"How," replied the Queen-Dauphin, "would not the Duke de Nemours have
his mistress go to a ball? I thought that husbands might wish their
wives would not go there; but as for lovers, I never imagined they were
of that opinion." "The Duke de Nemours finds," answered the Prince of
Conde, "that nothing is so insupportable to lovers as balls, whether
they are beloved again, or whether they are not. He says, if they are
beloved they have the chagrin to be loved the less on this account for
several days; that there is no woman, whom her anxiety for dress does
not divert from thinking on her lover; that they are entirely taken up
with that one circumstance, that this care to adorn themselves is for
the whole world, as well as for the man they favour; that when they are
at a ball, they are desirous to please all who look at them; and that
when they triumph in their beauty, they experience a joy to which their
lovers very little contribute. He argues further, that if one is not
beloved, it is a yet greater torment to see one's mistress at an
assembly; that the more she is admired by the public, the more unhappy
one is not to be beloved, and that the lover is in continual fear lest
her beauty should raise a more successful passion than his own; lastly
he finds, there is no torment equal to that of seeing one's mistress at
a ball, unless it be to know that she is there, and not to be there
one's self." Madam de Cleves pretended not to hear what the Prince of Conde said,
though she listened very attentively; she easily saw what part she had
in the Duke of Nemours's opinion, and particularly as to what he said
of the uneasiness of not being at a ball where his mistress was,
because he was not to be at that of the Mareschal de St. Andre, the
King having sent him to meet the Duke of Ferrara.

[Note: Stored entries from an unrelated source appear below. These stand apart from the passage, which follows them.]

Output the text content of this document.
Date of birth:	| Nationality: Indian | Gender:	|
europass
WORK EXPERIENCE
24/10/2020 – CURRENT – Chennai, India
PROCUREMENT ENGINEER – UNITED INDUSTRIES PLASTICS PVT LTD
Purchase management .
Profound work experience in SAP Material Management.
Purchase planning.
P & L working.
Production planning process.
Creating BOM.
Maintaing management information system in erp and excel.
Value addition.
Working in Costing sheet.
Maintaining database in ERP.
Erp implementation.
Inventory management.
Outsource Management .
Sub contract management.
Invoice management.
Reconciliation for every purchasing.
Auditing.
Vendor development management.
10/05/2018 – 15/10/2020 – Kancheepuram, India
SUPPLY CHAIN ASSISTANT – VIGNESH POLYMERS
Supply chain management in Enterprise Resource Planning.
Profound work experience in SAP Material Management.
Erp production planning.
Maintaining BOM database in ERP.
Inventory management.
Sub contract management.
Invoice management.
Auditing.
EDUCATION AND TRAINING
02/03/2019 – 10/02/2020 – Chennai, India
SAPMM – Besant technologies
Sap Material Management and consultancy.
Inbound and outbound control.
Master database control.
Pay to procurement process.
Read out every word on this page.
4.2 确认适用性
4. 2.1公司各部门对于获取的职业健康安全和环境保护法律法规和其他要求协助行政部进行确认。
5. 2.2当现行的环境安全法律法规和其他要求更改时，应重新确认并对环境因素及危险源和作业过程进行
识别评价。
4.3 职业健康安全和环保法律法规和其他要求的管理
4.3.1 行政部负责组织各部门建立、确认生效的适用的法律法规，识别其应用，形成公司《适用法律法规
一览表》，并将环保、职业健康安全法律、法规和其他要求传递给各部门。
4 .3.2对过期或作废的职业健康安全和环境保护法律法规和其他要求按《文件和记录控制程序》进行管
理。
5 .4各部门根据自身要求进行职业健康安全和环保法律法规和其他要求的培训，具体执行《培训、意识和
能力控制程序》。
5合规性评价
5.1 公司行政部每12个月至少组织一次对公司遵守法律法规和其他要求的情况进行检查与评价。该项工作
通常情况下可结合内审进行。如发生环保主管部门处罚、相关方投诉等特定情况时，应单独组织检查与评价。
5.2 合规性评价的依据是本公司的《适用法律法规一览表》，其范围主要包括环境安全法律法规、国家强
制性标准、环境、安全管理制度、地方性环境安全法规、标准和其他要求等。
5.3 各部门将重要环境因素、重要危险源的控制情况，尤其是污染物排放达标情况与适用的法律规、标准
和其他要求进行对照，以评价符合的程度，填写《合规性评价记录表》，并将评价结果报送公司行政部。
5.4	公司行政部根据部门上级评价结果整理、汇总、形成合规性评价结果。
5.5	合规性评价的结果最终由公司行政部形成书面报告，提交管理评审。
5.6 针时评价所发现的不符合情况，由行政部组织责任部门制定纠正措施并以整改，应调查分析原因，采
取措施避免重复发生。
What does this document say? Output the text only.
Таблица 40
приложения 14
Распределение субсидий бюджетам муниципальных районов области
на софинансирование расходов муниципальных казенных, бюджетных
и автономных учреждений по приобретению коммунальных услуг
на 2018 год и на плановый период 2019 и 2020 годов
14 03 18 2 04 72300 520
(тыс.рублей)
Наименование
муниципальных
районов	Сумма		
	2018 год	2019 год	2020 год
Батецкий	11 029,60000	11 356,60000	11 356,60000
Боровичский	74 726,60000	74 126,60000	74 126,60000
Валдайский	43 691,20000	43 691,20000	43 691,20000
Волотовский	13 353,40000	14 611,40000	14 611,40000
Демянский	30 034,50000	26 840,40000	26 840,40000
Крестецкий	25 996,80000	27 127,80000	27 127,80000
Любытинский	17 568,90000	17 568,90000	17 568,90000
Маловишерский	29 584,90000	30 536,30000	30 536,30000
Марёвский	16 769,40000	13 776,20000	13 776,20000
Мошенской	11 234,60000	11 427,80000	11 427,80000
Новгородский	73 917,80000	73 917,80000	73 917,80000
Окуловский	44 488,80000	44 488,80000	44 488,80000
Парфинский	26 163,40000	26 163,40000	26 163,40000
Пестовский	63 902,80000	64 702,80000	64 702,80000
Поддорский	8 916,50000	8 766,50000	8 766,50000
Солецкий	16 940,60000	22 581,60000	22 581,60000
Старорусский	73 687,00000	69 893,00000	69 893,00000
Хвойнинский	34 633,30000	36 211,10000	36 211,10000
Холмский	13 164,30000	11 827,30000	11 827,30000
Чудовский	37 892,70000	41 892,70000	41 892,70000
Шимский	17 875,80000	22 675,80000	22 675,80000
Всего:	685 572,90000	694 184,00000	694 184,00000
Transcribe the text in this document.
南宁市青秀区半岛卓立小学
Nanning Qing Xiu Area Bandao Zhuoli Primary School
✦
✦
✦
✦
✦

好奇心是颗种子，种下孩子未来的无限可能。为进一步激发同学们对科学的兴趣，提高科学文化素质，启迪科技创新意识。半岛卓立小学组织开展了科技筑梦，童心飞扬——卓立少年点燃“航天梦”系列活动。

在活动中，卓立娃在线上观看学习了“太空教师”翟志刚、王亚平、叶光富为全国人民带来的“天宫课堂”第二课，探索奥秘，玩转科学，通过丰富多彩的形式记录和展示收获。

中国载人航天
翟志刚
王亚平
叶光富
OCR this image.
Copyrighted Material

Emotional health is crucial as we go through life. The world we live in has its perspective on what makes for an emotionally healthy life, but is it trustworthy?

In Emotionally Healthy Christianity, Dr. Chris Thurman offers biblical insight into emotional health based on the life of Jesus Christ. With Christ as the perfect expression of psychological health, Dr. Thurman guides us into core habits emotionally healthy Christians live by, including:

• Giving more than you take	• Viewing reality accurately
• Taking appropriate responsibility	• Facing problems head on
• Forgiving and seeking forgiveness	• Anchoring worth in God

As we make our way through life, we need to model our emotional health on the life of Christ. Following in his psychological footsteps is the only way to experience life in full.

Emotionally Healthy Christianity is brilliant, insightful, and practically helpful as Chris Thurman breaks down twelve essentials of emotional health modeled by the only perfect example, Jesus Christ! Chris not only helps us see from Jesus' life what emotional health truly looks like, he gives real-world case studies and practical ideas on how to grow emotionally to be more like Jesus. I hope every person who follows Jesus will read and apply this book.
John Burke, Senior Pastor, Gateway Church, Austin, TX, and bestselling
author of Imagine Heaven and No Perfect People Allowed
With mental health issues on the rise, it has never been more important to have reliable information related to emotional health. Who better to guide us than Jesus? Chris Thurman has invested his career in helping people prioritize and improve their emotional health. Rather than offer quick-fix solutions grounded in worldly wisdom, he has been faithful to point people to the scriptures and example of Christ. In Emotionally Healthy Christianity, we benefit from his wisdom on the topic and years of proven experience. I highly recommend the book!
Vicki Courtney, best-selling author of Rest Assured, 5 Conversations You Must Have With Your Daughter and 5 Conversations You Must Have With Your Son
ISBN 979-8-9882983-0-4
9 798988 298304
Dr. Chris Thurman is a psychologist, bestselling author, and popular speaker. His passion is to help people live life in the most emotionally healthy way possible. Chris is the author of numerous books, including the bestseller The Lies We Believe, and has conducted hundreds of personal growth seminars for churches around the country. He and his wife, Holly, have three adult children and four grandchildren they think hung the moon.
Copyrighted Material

The Queen-Dauphin, and the Prince of Conde, not going into the Duke's
opinion, were very merry upon the subject. "There is but one occasion,
Madam," said the Prince to her, "in which the Duke will consent his
mistress should go to a ball, and that is when he himself gives it. He
says, that when he gave your Majesty one last year, his mistress was so
kind as to come to it, though seemingly only to attend you; that it is
always a favour done to a lover, to partake of an entertainment which
he gives; that it is an agreeable circumstance for him to have his
mistress see him preside in a place where the whole Court is, and see
him acquit himself well in doing the honours of it." "The Duke de
Nemours was in the right," said the Queen-Dauphin, smiling, "to approve
of his mistress's being at his own ball; there was then so great a
number of ladies, whom he honoured with the distinction of that name,
that if they had not come, the assembly would have been very thin."